Two additional challenges are found in unobserved polio transmission and in vaccine-derived poliovirus. And since 2000, there have been a number of outbreaks of circulating vaccine-derived poliovirus, following mutations or recombinations in the attenuated strain used for the oral polio vaccine, which have raised the necessity of eventually switching to the more expensive inactivated polio vaccine. Gezari, WHO’s special envoy on global polio eradication and primary healthcare, gave his views on obstacles to eradication.

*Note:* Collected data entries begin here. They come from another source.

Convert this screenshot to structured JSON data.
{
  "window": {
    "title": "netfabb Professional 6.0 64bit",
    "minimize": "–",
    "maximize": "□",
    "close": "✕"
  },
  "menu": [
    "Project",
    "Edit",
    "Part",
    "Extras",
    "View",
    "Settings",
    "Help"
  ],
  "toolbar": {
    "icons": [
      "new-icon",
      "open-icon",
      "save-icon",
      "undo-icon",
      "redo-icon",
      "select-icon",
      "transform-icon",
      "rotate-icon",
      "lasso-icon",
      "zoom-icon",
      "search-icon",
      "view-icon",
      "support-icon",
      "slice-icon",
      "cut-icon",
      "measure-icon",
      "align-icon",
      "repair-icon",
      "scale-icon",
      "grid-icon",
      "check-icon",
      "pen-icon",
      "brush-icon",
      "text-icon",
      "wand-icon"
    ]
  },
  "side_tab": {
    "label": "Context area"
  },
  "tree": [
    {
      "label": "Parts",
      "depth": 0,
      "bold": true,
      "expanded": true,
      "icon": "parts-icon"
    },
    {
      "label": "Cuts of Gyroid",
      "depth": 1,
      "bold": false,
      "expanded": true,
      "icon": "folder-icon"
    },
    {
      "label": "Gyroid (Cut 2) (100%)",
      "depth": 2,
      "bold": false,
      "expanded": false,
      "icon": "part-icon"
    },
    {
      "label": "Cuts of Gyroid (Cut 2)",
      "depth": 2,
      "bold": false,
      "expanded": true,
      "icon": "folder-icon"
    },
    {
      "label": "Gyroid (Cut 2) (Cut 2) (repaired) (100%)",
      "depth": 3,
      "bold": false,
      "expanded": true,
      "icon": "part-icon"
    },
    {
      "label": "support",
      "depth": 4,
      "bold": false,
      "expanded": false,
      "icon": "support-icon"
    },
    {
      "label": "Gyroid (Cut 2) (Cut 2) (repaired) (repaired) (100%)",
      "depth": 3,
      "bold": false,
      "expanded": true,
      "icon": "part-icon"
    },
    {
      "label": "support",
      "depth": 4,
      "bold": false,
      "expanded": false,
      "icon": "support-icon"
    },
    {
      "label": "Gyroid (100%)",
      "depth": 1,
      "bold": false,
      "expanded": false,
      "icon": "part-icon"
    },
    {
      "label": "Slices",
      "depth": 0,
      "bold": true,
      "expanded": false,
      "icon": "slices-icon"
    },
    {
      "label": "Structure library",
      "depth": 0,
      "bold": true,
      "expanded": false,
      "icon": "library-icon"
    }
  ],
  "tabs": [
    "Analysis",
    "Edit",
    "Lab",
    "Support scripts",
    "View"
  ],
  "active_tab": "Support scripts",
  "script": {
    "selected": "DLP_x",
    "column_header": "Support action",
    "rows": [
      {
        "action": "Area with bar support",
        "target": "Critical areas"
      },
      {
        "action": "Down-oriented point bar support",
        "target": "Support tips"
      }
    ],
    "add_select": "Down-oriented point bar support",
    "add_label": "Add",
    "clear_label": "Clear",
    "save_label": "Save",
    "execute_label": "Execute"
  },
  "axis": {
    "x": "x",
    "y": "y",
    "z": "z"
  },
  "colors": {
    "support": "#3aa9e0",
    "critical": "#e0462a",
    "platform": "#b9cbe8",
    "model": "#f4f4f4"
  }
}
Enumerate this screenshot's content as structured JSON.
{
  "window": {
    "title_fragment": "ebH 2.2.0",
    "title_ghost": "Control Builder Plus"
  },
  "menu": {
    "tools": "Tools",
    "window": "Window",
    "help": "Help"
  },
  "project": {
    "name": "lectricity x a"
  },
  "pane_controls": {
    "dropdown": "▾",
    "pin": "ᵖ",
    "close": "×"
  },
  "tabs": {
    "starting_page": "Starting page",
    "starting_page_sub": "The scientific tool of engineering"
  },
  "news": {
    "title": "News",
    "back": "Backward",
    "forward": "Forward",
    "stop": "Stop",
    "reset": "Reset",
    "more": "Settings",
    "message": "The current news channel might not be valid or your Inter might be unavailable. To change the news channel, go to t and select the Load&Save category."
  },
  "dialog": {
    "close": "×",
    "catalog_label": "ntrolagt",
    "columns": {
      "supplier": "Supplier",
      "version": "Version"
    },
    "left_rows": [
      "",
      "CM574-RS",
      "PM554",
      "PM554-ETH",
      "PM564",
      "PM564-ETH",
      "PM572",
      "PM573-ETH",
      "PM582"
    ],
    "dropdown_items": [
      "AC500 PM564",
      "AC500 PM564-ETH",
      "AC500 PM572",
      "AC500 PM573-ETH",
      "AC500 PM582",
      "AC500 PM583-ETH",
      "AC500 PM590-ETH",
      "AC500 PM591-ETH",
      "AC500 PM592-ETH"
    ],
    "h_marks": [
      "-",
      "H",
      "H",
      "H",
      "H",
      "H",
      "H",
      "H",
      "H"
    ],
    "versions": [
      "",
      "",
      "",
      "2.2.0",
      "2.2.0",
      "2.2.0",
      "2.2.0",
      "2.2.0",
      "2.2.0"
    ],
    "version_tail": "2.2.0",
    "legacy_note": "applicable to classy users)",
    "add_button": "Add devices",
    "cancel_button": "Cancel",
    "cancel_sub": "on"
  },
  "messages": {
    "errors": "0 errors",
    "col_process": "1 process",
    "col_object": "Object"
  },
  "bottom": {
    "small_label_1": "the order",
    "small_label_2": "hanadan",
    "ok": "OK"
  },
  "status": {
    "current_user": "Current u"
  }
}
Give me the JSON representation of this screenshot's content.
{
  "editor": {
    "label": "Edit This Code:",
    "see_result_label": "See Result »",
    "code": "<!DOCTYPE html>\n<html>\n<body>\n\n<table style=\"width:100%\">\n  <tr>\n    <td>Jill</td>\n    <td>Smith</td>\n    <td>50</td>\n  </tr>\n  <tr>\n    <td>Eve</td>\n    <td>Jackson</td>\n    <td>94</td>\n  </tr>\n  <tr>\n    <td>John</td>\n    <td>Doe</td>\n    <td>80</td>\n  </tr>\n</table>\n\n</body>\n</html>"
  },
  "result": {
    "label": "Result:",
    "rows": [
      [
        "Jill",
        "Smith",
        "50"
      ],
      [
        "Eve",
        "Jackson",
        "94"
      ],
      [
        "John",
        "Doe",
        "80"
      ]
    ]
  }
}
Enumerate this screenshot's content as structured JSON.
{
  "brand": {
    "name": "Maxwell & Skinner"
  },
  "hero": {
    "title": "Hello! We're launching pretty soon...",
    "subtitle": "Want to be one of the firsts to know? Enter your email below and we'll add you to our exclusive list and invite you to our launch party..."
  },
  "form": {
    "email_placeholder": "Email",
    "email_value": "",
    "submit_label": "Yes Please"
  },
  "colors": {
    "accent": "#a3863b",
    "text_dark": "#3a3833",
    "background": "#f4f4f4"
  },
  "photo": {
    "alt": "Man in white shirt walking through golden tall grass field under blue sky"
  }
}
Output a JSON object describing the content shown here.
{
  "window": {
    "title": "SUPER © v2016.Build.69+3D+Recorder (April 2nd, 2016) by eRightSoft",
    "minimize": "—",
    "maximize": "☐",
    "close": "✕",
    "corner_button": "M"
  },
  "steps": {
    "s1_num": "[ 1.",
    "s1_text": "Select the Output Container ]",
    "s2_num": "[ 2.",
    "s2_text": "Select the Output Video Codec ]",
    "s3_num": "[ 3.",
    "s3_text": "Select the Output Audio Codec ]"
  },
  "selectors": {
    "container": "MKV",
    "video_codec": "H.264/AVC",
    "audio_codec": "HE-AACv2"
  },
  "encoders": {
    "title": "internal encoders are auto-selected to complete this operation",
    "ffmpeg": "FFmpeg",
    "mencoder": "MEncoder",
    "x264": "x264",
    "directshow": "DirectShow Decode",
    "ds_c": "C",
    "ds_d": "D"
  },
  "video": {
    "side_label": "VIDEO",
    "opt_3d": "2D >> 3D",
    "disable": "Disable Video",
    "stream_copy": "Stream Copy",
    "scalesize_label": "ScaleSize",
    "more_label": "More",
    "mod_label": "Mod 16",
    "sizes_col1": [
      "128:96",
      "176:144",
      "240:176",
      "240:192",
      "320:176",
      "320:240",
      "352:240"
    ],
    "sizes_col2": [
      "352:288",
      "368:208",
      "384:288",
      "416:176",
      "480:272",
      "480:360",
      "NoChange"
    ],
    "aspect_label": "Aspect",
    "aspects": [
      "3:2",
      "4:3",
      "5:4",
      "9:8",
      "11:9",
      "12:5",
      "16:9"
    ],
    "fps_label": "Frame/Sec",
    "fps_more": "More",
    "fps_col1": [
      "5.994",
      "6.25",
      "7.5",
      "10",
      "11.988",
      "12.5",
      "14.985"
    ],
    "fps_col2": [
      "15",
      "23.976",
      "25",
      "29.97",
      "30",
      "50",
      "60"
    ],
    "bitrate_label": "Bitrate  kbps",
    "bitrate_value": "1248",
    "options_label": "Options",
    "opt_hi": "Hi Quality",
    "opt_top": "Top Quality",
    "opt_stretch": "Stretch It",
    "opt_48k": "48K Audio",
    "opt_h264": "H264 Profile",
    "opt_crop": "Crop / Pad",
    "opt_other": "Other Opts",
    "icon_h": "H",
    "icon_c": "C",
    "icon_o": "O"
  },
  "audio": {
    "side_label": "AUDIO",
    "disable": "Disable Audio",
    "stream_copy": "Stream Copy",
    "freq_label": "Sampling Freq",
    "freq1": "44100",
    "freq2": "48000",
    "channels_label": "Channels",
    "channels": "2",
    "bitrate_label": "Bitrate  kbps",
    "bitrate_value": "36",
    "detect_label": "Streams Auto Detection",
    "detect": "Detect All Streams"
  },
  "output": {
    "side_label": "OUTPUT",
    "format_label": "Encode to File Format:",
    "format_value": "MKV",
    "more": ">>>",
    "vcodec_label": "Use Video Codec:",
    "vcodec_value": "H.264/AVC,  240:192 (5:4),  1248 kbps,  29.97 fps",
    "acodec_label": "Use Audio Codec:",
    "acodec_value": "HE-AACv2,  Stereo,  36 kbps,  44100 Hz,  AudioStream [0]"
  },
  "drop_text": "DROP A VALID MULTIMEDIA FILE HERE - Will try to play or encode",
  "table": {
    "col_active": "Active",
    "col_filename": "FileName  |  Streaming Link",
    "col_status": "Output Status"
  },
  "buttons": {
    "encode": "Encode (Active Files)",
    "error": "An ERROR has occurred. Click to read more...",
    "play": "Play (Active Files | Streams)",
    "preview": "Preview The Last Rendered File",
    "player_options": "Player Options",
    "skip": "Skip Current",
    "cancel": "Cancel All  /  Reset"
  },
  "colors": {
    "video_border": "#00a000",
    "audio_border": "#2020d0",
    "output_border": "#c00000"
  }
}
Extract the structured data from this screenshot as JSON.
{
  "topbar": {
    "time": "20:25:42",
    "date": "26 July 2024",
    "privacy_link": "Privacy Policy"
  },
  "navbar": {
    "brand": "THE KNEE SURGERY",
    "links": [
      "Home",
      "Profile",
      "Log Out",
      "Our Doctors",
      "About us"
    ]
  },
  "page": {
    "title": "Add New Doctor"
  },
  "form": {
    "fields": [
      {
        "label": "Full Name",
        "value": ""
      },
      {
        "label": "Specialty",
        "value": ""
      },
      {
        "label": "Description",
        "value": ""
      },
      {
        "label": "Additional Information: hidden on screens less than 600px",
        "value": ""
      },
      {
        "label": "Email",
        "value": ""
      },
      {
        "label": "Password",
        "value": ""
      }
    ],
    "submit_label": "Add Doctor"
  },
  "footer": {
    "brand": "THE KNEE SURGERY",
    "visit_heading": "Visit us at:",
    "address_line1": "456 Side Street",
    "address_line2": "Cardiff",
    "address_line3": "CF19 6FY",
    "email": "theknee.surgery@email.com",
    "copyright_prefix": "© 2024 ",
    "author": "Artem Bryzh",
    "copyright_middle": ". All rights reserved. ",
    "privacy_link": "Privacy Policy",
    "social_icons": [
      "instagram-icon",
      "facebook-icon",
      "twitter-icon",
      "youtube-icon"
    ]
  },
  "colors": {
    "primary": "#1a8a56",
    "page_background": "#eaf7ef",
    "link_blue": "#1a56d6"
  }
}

He said the biggest hurdle in making Pakistan polio-free was holding district health officials properly accountable—in national eradication campaigns officials had hired their own relatives, even young children. How do you expect a seven-year-old thumb-sucking kid to implement a polio campaign of the government,” said Dr Gezari. He added that, in spite of this, “the first national campaign was initiated by your government in 1994 and that year Pakistan reported 25,000 polio cases, and the number was just 198 last year, which clearly shows that the programme is working.
One factor contributing to the continued circulation of polio immunization programs has been opposition in some countries. Pakistan that the United States was using immunization campaigns to sterilize the local population. CIA in using a vaccination campaign as a cover. Even with the express support of political leaders, polio workers have been kidnapped, beaten, and assassinated. Pakistan was suspended following the murder of nine vaccination workers. The killing of polio workers seen the previous year continued in 2013.